Dominica has a small power system that relies heavily on diesel to produce electricity. The average price of electricity on the island is amongst the highest in the world, around US$33 cents/kWh as of December 2016 and customers are exposed to the volatility of international oil prices. Geothermal is more cost-efficient, climate resilient and greener. Following Hurricane Maria, 75 percent of the power network was damaged, leaving the whole island with no electricity. In response the government adopted the National Resilient Development Strategy, which sets Dominica’s vision to become “the first climate-resilient country in the world”. Diversifying the energy mix is a key element of this strategy.
“This is an extraordinary opportunity for Dominica to reach its energy and climate goals by investing in geothermal, and to build a greener and more resilient future. The country has huge potential to provide reliable, low-cost renewable and high-quality energy in support of climate resilient growth,” said Tahseen Sayed, World Bank Country Director for the Caribbean.
The Geothermal Risk Mitigation Project is expected to significantly lower electricity costs in Dominica and increase the share of renewable energy in the country’s energy mix from 25 to 51 percent, reducing greenhouse gas (GHG) emissions by 38,223 tons of CO2 per year. It will also assess the potential to export homegrown geothermal energy to its neighbors.

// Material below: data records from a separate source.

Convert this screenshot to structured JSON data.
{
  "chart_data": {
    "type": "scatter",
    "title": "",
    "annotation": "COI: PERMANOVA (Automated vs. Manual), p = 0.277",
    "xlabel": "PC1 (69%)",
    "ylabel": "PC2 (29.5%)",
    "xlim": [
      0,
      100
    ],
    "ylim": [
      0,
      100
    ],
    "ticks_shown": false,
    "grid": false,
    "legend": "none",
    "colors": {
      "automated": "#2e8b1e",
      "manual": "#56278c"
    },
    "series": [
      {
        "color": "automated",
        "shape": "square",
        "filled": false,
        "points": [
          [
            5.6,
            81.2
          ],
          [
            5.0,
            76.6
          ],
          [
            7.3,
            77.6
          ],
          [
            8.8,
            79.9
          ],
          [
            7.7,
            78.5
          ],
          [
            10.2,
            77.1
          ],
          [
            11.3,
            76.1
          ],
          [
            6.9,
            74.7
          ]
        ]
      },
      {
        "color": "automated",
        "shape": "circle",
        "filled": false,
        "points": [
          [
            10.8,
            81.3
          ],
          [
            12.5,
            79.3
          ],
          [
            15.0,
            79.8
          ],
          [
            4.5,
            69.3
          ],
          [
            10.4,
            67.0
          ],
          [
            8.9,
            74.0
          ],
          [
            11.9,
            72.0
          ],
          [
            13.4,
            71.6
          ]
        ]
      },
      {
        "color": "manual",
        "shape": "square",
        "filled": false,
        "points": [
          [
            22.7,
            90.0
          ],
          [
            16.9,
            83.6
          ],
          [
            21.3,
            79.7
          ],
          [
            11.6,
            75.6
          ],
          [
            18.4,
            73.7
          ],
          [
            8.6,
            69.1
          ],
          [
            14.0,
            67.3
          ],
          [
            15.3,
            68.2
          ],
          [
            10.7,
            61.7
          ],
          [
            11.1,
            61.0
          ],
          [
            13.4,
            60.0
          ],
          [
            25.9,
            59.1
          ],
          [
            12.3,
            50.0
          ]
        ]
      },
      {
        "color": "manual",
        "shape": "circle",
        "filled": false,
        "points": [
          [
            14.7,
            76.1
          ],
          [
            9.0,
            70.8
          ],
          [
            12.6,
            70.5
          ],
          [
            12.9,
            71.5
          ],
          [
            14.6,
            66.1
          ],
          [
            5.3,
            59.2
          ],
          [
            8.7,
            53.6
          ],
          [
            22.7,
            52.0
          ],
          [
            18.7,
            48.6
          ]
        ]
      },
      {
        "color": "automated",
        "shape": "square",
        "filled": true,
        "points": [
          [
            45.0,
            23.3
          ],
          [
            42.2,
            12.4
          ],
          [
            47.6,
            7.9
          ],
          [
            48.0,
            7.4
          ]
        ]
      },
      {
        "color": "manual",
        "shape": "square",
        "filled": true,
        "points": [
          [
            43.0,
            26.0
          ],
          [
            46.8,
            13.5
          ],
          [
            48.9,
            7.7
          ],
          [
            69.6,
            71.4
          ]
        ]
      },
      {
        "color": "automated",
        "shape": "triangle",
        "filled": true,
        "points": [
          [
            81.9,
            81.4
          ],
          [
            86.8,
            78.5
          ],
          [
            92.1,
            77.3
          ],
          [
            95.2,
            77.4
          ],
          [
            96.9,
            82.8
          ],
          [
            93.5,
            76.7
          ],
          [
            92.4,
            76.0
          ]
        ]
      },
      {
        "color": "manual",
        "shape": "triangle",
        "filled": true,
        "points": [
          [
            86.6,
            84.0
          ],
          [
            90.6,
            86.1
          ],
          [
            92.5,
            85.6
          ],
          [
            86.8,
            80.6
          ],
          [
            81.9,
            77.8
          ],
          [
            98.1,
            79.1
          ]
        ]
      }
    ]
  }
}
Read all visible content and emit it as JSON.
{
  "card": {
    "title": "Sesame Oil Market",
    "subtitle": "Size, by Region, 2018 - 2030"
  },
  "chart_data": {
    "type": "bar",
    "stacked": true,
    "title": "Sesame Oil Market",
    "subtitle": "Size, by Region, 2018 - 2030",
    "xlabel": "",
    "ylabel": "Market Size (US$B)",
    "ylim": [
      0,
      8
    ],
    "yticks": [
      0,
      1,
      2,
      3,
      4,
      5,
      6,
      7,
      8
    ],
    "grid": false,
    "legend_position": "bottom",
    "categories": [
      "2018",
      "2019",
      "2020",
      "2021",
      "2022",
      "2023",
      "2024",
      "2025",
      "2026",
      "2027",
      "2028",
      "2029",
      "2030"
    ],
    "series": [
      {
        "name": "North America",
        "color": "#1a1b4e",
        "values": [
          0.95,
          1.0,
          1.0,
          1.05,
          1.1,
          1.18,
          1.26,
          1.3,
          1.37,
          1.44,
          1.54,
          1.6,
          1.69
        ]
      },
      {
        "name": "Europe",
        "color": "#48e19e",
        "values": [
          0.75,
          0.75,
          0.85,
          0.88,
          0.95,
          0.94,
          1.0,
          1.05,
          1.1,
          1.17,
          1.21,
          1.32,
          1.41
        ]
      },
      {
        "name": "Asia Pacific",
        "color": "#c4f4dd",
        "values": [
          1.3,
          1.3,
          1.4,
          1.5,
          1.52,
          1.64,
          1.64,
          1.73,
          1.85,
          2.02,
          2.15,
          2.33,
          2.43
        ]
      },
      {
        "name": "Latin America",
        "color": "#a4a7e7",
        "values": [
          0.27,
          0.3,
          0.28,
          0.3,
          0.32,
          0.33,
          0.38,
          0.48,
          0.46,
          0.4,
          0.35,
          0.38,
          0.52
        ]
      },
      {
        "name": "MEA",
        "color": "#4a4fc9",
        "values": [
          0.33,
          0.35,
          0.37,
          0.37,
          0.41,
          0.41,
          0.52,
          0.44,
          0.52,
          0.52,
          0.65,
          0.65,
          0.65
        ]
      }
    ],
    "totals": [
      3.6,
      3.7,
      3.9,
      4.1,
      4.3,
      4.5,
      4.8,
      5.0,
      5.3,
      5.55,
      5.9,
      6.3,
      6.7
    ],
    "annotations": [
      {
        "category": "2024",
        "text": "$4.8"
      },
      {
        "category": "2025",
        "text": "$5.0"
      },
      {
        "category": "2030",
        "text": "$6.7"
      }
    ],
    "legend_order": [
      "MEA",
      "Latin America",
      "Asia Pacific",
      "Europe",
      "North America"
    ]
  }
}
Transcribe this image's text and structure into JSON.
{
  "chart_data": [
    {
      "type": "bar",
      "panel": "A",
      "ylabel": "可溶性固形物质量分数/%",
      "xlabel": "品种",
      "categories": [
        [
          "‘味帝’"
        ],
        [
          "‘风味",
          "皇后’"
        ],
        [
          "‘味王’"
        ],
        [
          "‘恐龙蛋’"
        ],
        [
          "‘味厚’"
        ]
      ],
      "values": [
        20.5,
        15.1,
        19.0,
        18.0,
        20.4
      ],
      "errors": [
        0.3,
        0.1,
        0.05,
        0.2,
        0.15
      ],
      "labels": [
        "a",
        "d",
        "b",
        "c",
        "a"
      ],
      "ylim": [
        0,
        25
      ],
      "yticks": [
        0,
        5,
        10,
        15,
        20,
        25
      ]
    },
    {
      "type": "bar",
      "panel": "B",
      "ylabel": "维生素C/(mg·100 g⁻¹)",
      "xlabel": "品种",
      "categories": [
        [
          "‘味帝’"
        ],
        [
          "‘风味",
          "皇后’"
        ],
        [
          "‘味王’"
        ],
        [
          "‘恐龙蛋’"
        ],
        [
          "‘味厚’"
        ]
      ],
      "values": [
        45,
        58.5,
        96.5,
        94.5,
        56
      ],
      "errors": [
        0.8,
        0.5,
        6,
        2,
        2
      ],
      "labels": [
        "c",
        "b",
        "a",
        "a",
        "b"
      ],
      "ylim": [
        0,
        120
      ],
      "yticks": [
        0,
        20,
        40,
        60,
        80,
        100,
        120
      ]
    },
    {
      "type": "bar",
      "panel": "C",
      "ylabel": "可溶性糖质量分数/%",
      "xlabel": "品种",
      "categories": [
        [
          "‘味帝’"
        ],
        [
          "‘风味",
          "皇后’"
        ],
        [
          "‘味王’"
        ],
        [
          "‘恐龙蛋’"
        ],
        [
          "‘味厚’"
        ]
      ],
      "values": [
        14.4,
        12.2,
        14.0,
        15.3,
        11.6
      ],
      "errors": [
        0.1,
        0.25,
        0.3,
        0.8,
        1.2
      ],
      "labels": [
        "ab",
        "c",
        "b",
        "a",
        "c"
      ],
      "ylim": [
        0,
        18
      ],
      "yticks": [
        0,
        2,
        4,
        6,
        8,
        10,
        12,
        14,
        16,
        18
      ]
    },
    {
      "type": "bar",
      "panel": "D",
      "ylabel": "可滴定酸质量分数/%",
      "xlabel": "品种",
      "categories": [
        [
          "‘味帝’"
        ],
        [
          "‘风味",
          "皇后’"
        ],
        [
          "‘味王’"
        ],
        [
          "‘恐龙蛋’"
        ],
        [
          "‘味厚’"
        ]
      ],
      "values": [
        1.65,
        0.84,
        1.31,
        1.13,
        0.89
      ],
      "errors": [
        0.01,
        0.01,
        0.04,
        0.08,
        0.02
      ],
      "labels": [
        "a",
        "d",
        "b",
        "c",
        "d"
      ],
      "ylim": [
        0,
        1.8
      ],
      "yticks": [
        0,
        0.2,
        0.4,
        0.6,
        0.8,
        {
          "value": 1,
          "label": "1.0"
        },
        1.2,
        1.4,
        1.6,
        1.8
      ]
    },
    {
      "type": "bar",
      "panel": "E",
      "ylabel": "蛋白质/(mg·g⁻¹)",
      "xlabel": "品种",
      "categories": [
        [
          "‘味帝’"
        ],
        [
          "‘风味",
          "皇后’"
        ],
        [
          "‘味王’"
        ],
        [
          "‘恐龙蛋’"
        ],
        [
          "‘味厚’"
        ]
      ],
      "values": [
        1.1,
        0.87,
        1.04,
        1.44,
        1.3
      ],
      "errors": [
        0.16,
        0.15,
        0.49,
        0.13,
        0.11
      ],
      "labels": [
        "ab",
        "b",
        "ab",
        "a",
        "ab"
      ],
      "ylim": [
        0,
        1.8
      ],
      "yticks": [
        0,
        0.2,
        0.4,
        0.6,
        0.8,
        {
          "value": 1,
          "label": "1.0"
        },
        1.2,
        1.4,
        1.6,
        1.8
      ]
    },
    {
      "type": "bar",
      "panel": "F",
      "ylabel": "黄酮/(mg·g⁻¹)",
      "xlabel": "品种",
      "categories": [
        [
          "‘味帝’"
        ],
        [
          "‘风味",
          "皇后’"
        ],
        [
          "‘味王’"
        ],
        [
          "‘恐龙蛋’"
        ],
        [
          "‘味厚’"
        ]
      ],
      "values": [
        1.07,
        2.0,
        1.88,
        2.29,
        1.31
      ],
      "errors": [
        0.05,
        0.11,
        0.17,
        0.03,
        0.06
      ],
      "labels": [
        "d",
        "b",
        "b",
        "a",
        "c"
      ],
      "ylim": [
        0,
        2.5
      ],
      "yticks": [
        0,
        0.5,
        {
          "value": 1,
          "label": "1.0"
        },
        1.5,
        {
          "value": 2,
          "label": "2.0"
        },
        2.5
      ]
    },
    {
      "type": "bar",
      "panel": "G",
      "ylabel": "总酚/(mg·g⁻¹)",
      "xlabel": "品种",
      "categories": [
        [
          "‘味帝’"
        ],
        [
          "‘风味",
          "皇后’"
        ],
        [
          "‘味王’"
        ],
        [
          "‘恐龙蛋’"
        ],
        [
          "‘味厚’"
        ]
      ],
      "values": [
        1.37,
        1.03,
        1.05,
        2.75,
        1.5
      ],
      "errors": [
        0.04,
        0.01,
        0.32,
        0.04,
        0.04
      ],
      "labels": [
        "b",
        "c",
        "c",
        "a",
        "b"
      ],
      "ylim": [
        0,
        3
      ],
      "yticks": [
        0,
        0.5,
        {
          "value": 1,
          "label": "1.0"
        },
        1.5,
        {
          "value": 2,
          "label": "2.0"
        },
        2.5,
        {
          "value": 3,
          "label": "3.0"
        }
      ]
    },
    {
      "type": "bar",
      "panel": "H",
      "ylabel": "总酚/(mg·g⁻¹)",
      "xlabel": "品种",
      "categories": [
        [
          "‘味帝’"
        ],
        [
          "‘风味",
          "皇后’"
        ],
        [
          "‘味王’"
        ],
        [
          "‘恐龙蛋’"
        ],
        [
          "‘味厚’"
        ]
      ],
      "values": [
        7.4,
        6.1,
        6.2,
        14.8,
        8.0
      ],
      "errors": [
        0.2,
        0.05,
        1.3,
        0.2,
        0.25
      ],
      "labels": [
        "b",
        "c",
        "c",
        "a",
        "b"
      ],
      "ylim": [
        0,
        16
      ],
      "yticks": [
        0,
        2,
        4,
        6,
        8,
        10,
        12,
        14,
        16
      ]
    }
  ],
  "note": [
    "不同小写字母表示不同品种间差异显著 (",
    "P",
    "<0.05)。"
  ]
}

The project will be implemented by the Dominica Geothermal Development Company Ltd and is financed by a US$17.2 million credit from the International Development Association (IDA), US$9.95 million from the Clean Technology Fund (CTF), as well as grants from the UK’s Department for International Development - US$10 million from DFID and US$2 million the Small Island Developing States DOCK Initiative - and technical assistance from the Government of New Zeland and the Agence Française de Développement.